Shelf life baits are still extremely attractive, but rely more on water to activate the baits by becoming porous and then leaking food signals into the water through a process of osmosis. These baits are fantastic for longer trips, storing in the motor and boosting with liquids.

Freezer baits can be preserved while out on the bank, this simply requires the use of a air dry bag, allowing air to circulate the baits are remove excess moisture. These baits will eventually go harder, but by simply re- hydrating them in liquids, they will go soft once again and be ready for use.

If you are an angler with limited freezer space or just happy to keep a few bags in the motor for when you do get the chance to get the rods out, shelf life bait is certainly the way forward, allowing you flexibility and convenience.

Shelf life top tips…

Kev Hewitt uses 10mm Shelf Life Live System baits, which he soaks in hemp juice to unsure that they go very soft, meaning they are highly digestible and super soluble. Kev’s killer day ticket mix is based heavily around small ‘particle’ baits, where he believes the 10mm Live System baits add the meat to his highly effective spod mix.
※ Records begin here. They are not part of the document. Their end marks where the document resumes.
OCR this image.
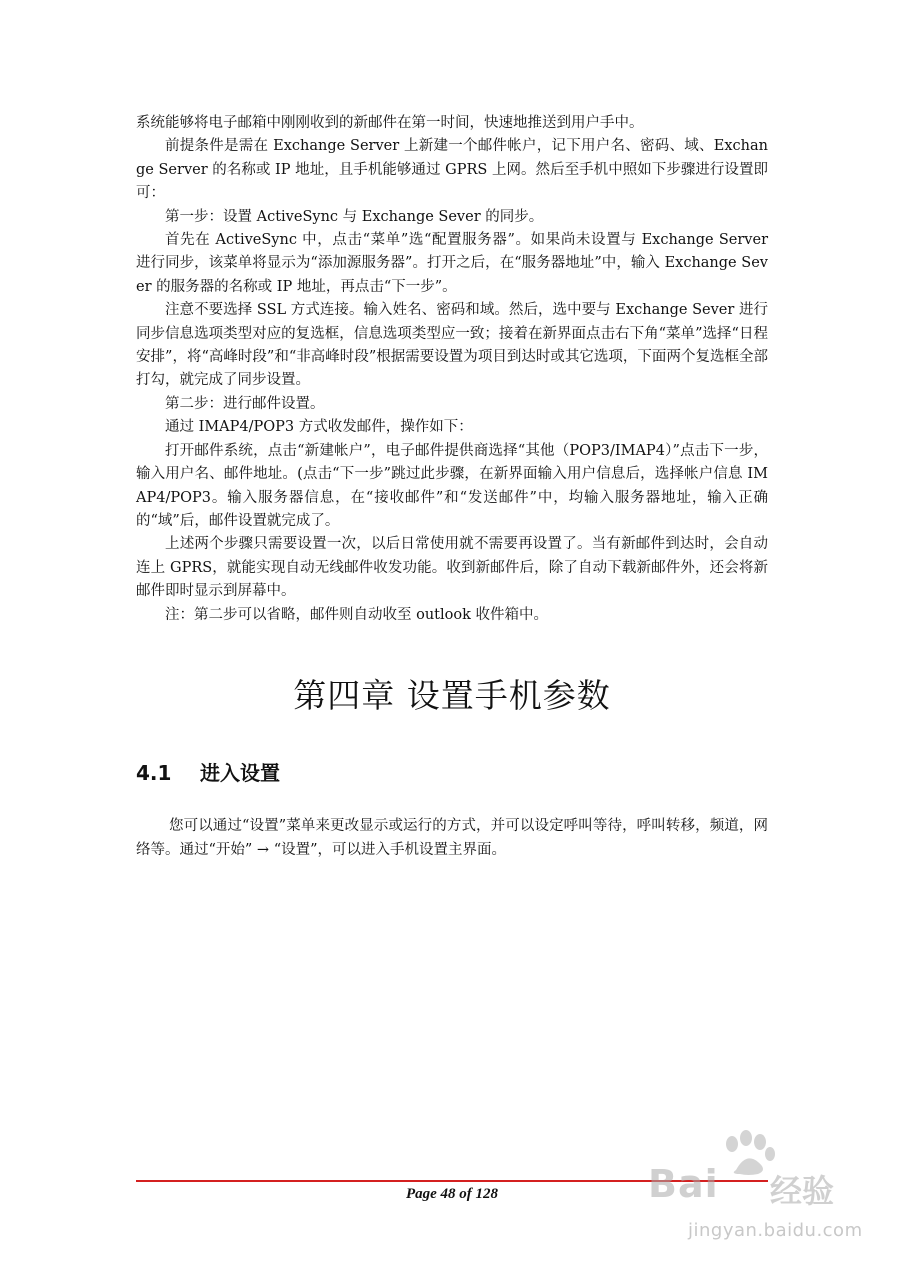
系统能够将电子邮箱中刚刚收到的新邮件在第一时间，快速地推送到用户手中。

前提条件是需在 Exchange Server 上新建一个邮件帐户，记下用户名、密码、域、Exchange Server 的名称或 IP 地址，且手机能够通过 GPRS 上网。然后至手机中照如下步骤进行设置即可：

第一步：设置 ActiveSync 与 Exchange Sever 的同步。

首先在 ActiveSync 中，点击“菜单”选“配置服务器”。如果尚未设置与 Exchange Server 进行同步，该菜单将显示为“添加源服务器”。打开之后，在“服务器地址”中，输入 Exchange Sever 的服务器的名称或 IP 地址，再点击“下一步”。

注意不要选择 SSL 方式连接。输入姓名、密码和域。然后，选中要与 Exchange Sever 进行同步信息选项类型对应的复选框，信息选项类型应一致；接着在新界面点击右下角“菜单”选择“日程安排”，将“高峰时段”和“非高峰时段”根据需要设置为项目到达时或其它选项，下面两个复选框全部打勾，就完成了同步设置。

第二步：进行邮件设置。

通过 IMAP4/POP3 方式收发邮件，操作如下：

打开邮件系统，点击“新建帐户”，电子邮件提供商选择“其他（POP3/IMAP4）”点击下一步，输入用户名、邮件地址。(点击“下一步”跳过此步骤，在新界面输入用户信息后，选择帐户信息 IMAP4/POP3。输入服务器信息，在“接收邮件”和“发送邮件”中，均输入服务器地址，输入正确的“域”后，邮件设置就完成了。

上述两个步骤只需要设置一次，以后日常使用就不需要再设置了。当有新邮件到达时，会自动连上 GPRS，就能实现自动无线邮件收发功能。收到新邮件后，除了自动下载新邮件外，还会将新邮件即时显示到屏幕中。

注：第二步可以省略，邮件则自动收至 outlook 收件箱中。

第四章 设置手机参数
4.1 进入设置

您可以通过“设置”菜单来更改显示或运行的方式，并可以设定呼叫等待，呼叫转移，频道，网络等。通过“开始” → “设置”，可以进入手机设置主界面。

Page 48 of 128	Bai 经验
jingyan.baidu.com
Adding warm water to your boilies has the ability to kick- start the activation process, allowing the baits to swell and become porous. This technique, known as the heat treatment, then allows the boilies to more effectively absorb liquids that are then quickly dispersed into the water column when introduced.

Freezer top tips…

Bait re- hydration is key to ensuring that your freezer bait is packed full of attraction after air- drying. Air drying is effective for a number of reasons, but one is that it makes the bait go much firmer, allowing you to introduce at range via a throwing stick. To re- hydrate the baits, simply remove the dried baits from the air- dry bag and place in a bucket of lake water mixed with your chosen liquids. Ensure the baits are fully covered before leaving overnight to absorb the liquid goodness.
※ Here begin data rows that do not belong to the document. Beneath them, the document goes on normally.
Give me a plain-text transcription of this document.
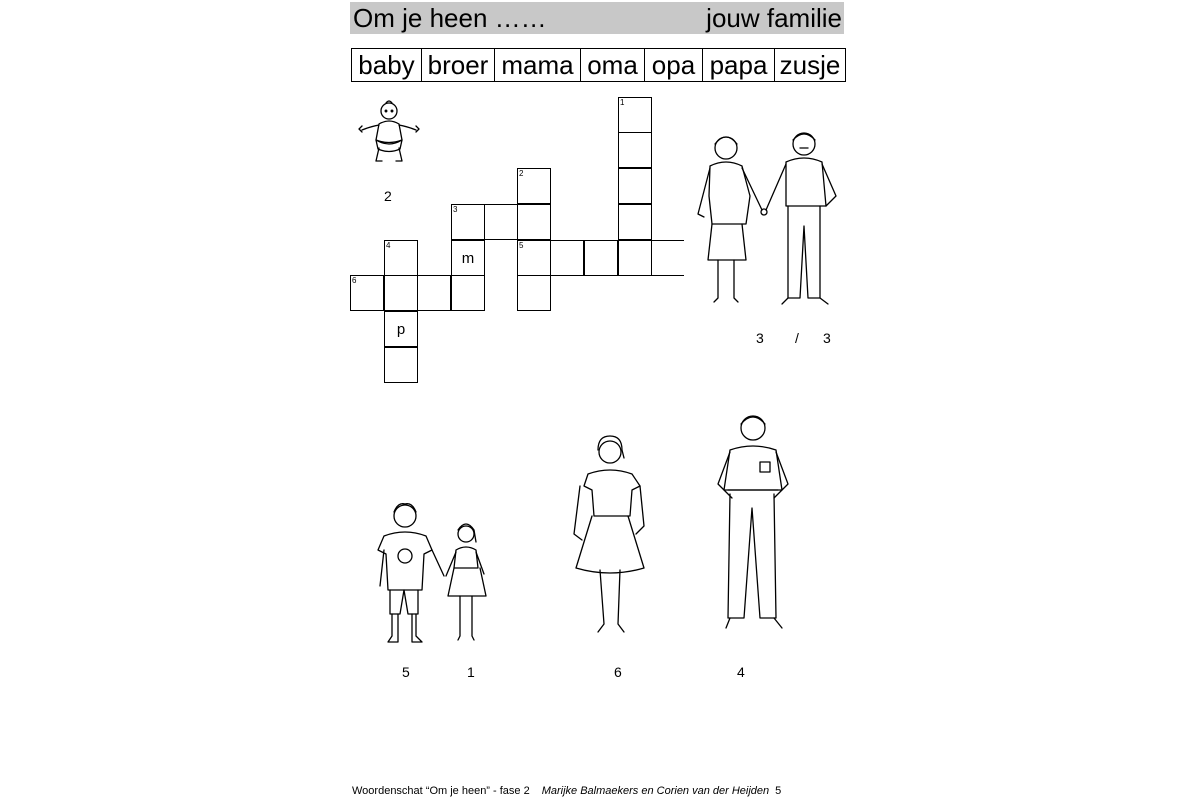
Om je heen ……	jouw familie
baby broer mama oma opa papa zusje
1
2
3
m
4
p
5
6
2
3 / 3
5	1	6	4
Woordenschat “Om je heen” - fase 2 Marijke Balmaekers en Corien van der Heijden 5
Bait Fermentation- Alex Grice

I have personally always been an advocate of using freezer baits, not because they are any fresher, but because there is no preservative whatsoever, the active ingredients within the bait begin to react when taken from the freezer. I personally like to add Betaine powder directly to my Odyssey XXX boilies the moment they are removed from the freezer; this works as a catalyst to help the natural fermentation of the bait speed up. I then leave these baits out of the freezer for a minimum of 24 hours, in a sealed bag, where the fermentation process can begin. Odyssey XXX has a high level of active CSL, alongside Betaine, that when stored at moderate temperatures, begin to react and ferment.

What does this fermentation do to the bait? Well, in fact, it means that the bait is active and therefore once introduced into the lake, the ingredients are working straight from the off. It could be said that the bait has been charged up and as a result, become more ‘instantly attractive’ if that was ever possible.
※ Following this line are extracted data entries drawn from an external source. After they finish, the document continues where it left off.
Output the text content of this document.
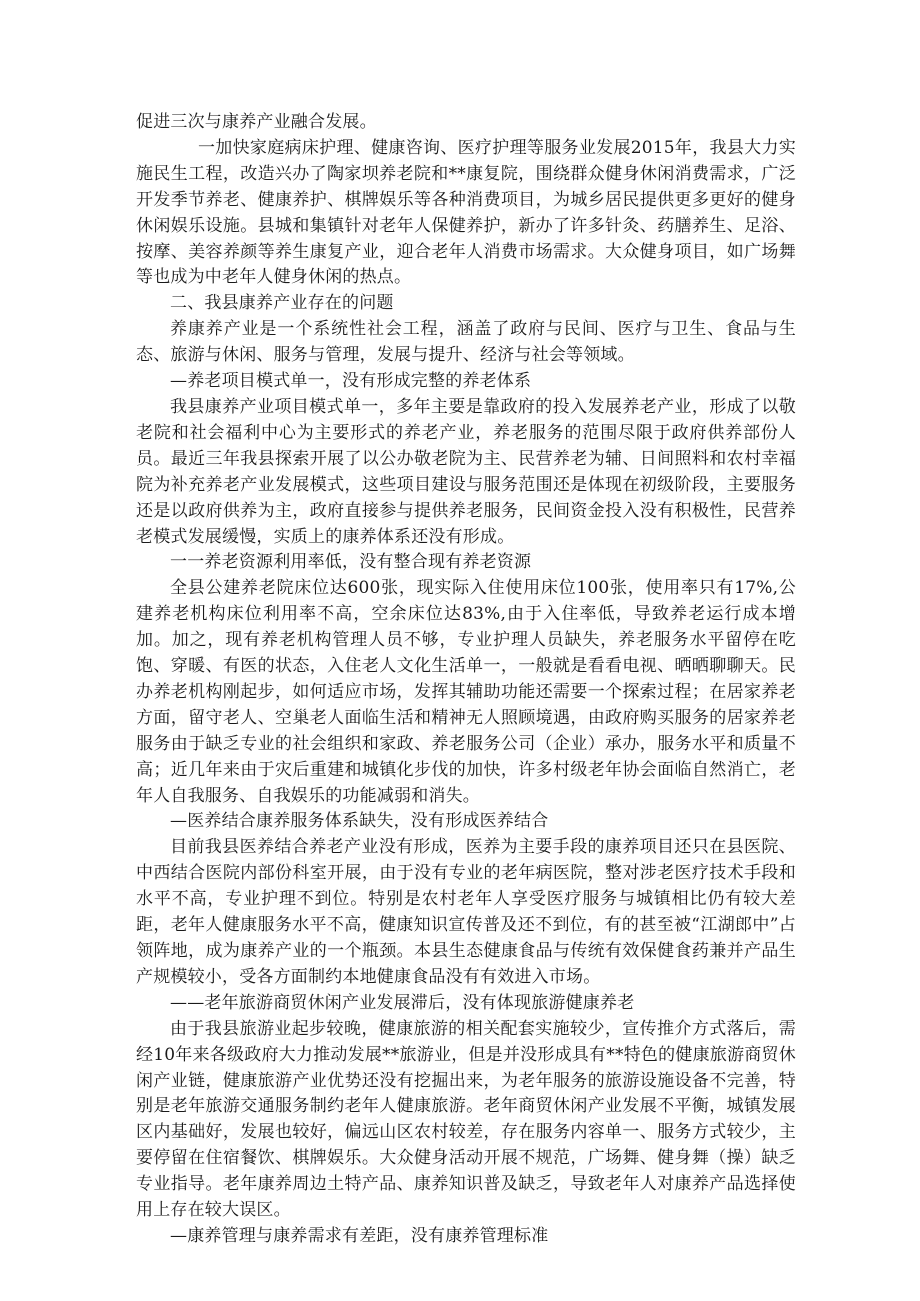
促进三次与康养产业融合发展。

一加快家庭病床护理、健康咨询、医疗护理等服务业发展2015年，我县大力实施民生工程，改造兴办了陶家坝养老院和**康复院，围绕群众健身休闲消费需求，广泛开发季节养老、健康养护、棋牌娱乐等各种消费项目，为城乡居民提供更多更好的健身休闲娱乐设施。县城和集镇针对老年人保健养护，新办了许多针灸、药膳养生、足浴、按摩、美容养颜等养生康复产业，迎合老年人消费市场需求。大众健身项目，如广场舞等也成为中老年人健身休闲的热点。

二、我县康养产业存在的问题

养康养产业是一个系统性社会工程，涵盖了政府与民间、医疗与卫生、食品与生态、旅游与休闲、服务与管理，发展与提升、经济与社会等领域。

—养老项目模式单一，没有形成完整的养老体系

我县康养产业项目模式单一，多年主要是靠政府的投入发展养老产业，形成了以敬老院和社会福利中心为主要形式的养老产业，养老服务的范围尽限于政府供养部份人员。最近三年我县探索开展了以公办敬老院为主、民营养老为辅、日间照料和农村幸福院为补充养老产业发展模式，这些项目建设与服务范围还是体现在初级阶段，主要服务还是以政府供养为主，政府直接参与提供养老服务，民间资金投入没有积极性，民营养老模式发展缓慢，实质上的康养体系还没有形成。

一一养老资源利用率低，没有整合现有养老资源

全县公建养老院床位达600张，现实际入住使用床位100张，使用率只有17%,公建养老机构床位利用率不高，空余床位达83%,由于入住率低，导致养老运行成本增加。加之，现有养老机构管理人员不够，专业护理人员缺失，养老服务水平留停在吃饱、穿暖、有医的状态，入住老人文化生活单一，一般就是看看电视、晒晒聊聊天。民办养老机构刚起步，如何适应市场，发挥其辅助功能还需要一个探索过程；在居家养老方面，留守老人、空巢老人面临生活和精神无人照顾境遇，由政府购买服务的居家养老服务由于缺乏专业的社会组织和家政、养老服务公司（企业）承办，服务水平和质量不高；近几年来由于灾后重建和城镇化步伐的加快，许多村级老年协会面临自然消亡，老年人自我服务、自我娱乐的功能减弱和消失。

—医养结合康养服务体系缺失，没有形成医养结合

目前我县医养结合养老产业没有形成，医养为主要手段的康养项目还只在县医院、中西结合医院内部份科室开展，由于没有专业的老年病医院，整对涉老医疗技术手段和水平不高，专业护理不到位。特别是农村老年人享受医疗服务与城镇相比仍有较大差距，老年人健康服务水平不高，健康知识宣传普及还不到位，有的甚至被“江湖郎中”占领阵地，成为康养产业的一个瓶颈。本县生态健康食品与传统有效保健食药兼并产品生产规模较小，受各方面制约本地健康食品没有有效进入市场。

——老年旅游商贸休闲产业发展滞后，没有体现旅游健康养老

由于我县旅游业起步较晚，健康旅游的相关配套实施较少，宣传推介方式落后，需经10年来各级政府大力推动发展**旅游业，但是并没形成具有**特色的健康旅游商贸休闲产业链，健康旅游产业优势还没有挖掘出来，为老年服务的旅游设施设备不完善，特别是老年旅游交通服务制约老年人健康旅游。老年商贸休闲产业发展不平衡，城镇发展区内基础好，发展也较好，偏远山区农村较差，存在服务内容单一、服务方式较少，主要停留在住宿餐饮、棋牌娱乐。大众健身活动开展不规范，广场舞、健身舞（操）缺乏专业指导。老年康养周边土特产品、康养知识普及缺乏，导致老年人对康养产品选择使用上存在较大误区。

—康养管理与康养需求有差距，没有康养管理标准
One such time this has been noticeable was on a trip down to Farlows, I was due to be working close by and after finishing mid- afternoon, I decided to head over to the lake. I had already turbo charged my XXX baits two days before, so they were primed and fermenting nicely. It was about 5pm and nearing darkness by the time I had set- up and because of the nature of the swim, I only decided to fish the one-rod for that quick overnight. After locating a firm spot, I introduced a good number of spombs of the charged XXX baits to the spot. One of my matching corkball pop- ups was mounted and I was fishing.

It didn’t take long to get my first bite and it turned out to be an incredible 39lb mirror, which had already made the quick night worthwhile. I went on to catch a few more that night, using the single rod placed among the hole in the weed. I genuinely believe that the active bait I use spurred those fish to feed harder for the time I was on the bank during that quick overnight.